The shaman would no doubt have direct billing with Vogel. “But I haven’t been to see the shaman,” Marina said, applying logic where no logic could be applied. “What is he basing his diagnosis on? You haven’t seen me either.”
“I explained the situation. Actually, Milton explained the situation for me after I explained it to Milton. The shaman and I don’t exactly speak the same Portuguese, and I think it’s important to get it all right. Milton hopes you’re feeling better, by the way.” She pressed the cup against Marina’s breastbone and held it there until she took it in her hands.
“This is idiocy,” Marina said, looking down at the cloudy liquid. The cup was warm. The smell came up to her in layers: water, fish, mud, death.
“Drink it!” Barbara said sharply. “I’m tired of trying to help you. Drink it all down, one swallow, come on. This is what we do down here in hell.”

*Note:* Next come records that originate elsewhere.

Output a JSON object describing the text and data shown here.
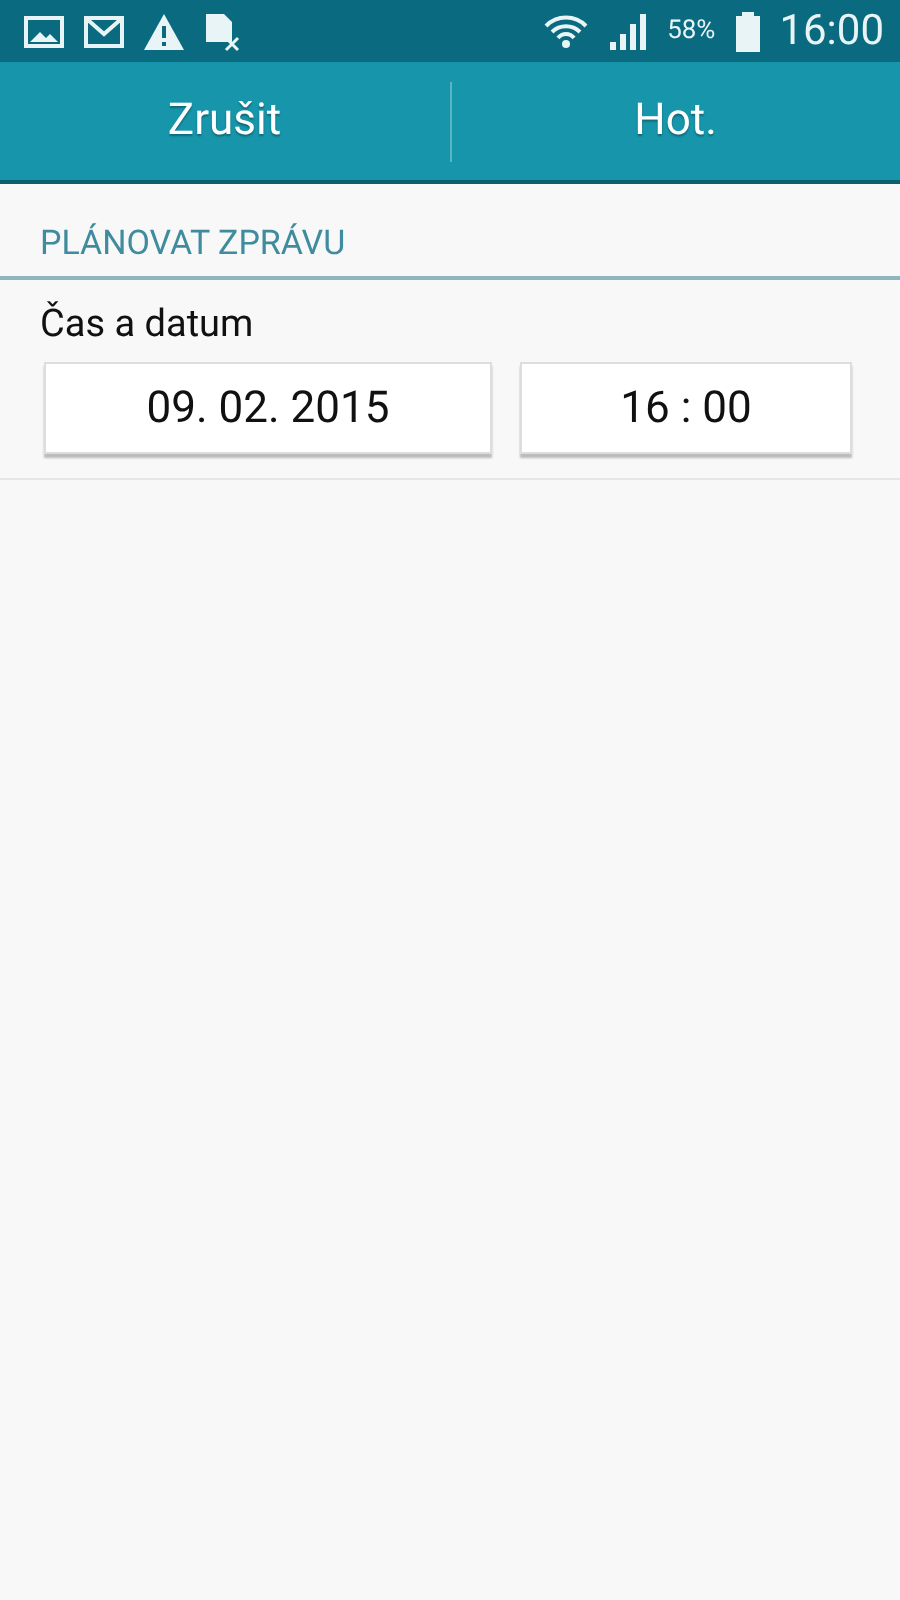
{
  "status_bar": {
    "battery": "58%",
    "time": "16:00"
  },
  "action_bar": {
    "buttons": [
      "Zrušit",
      "Hot."
    ]
  },
  "section": {
    "title": "PLÁNOVAT ZPRÁVU",
    "label": "Čas a datum",
    "date": "09. 02. 2015",
    "time": "16 : 00"
  }
}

Marina, so surprised by the force of the order and by the look of mad frustration on Barbara Bovender’s face, did what she was told and took down the whole foul cup in one long swallow. It was not entirely liquid, it was thicker near the bottom, viscous, and there were tiny bits of something hard and twiglike that caught in her throat. The canoe they were in was a log and it rolled over to the side and she was thrown down with her father into the water. The water filled up her eyes and nose and mouth. She sank before she could swim and all she could taste was the river. She had forgotten until now how the river tasted.

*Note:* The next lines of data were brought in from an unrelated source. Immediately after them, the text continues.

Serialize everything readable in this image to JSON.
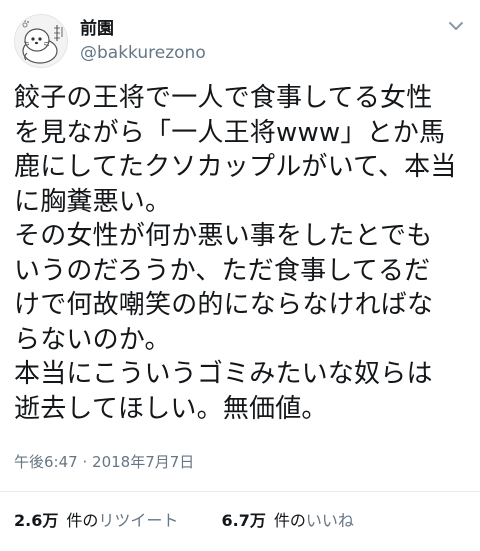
{
  "author": {
    "display_name": "前園",
    "handle": "@bakkurezono",
    "avatar_icon": "seal-mascot-avatar"
  },
  "header": {
    "menu_icon": "chevron-down-icon"
  },
  "tweet": {
    "lines": [
      "餃子の王将で一人で食事してる女性",
      "を見ながら「一人王将www」とか馬",
      "鹿にしてたクソカップルがいて、本当",
      "に胸糞悪い。",
      "その女性が何か悪い事をしたとでも",
      "いうのだろうか、ただ食事してるだ",
      "けで何故嘲笑の的にならなければな",
      "らないのか。",
      "本当にこういうゴミみたいな奴らは",
      "逝去してほしい。無価値。"
    ]
  },
  "meta": {
    "time": "午後6:47",
    "separator": "·",
    "date": "2018年7月7日"
  },
  "stats": {
    "retweets": {
      "count": "2.6万",
      "label_prefix": "件の",
      "label_suffix": "リツイート"
    },
    "likes": {
      "count": "6.7万",
      "label_prefix": "件の",
      "label_suffix": "いいね"
    }
  },
  "colors": {
    "text": "#14171a",
    "secondary": "#657786",
    "divider": "#e6ecf0",
    "background": "#ffffff"
  }
}
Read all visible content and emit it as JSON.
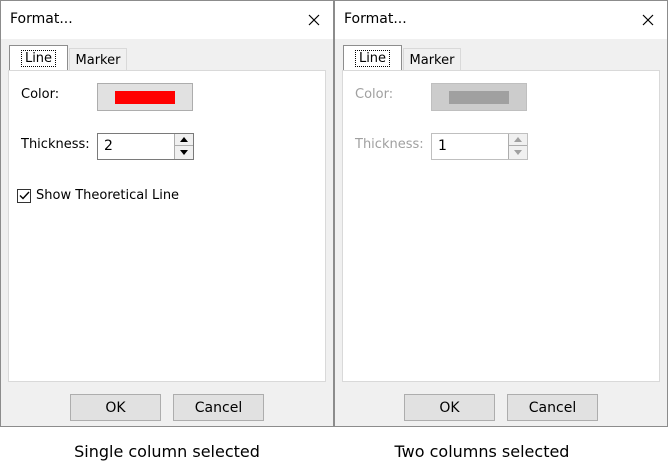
{
  "left": {
    "title": "Format...",
    "tabs": [
      "Line",
      "Marker"
    ],
    "color_label": "Color:",
    "color_swatch": "#ff0000",
    "thickness_label": "Thickness:",
    "thickness_value": "2",
    "show_line_label": "Show Theoretical Line",
    "show_line_checked": true,
    "ok_label": "OK",
    "cancel_label": "Cancel",
    "caption": "Single column selected"
  },
  "right": {
    "title": "Format...",
    "tabs": [
      "Line",
      "Marker"
    ],
    "color_label": "Color:",
    "color_swatch": "#a0a0a0",
    "thickness_label": "Thickness:",
    "thickness_value": "1",
    "ok_label": "OK",
    "cancel_label": "Cancel",
    "caption": "Two columns selected"
  }
}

“Put your head back and pant,” Barbara said. “Don’t throw it up.” She got down on her knees in front of Marina, putting her hands on Marina’s knees. Mr. Fox had said the difference between Marina and Anders was that Anders hadn’t had the sense to come home when he had first fallen sick, but oh, it wasn’t a matter of whether she was willing. It was all a matter of able. A chill passed through her, a great shuddering wave that washed over her wet skin and made her spine convulse.
“Okay,” Barbara said quietly, patting at her knee as if it were the head of a very small dog, “here’s the other thing. You’re going to be really sick now, but just for a little while, an hour or so, maybe two. It all depends on what needs to break down inside you. Then you’re going to be absolutely fine. You’re going to be better than fine. I’d be happy to stay with you. I’m free all afternoon.”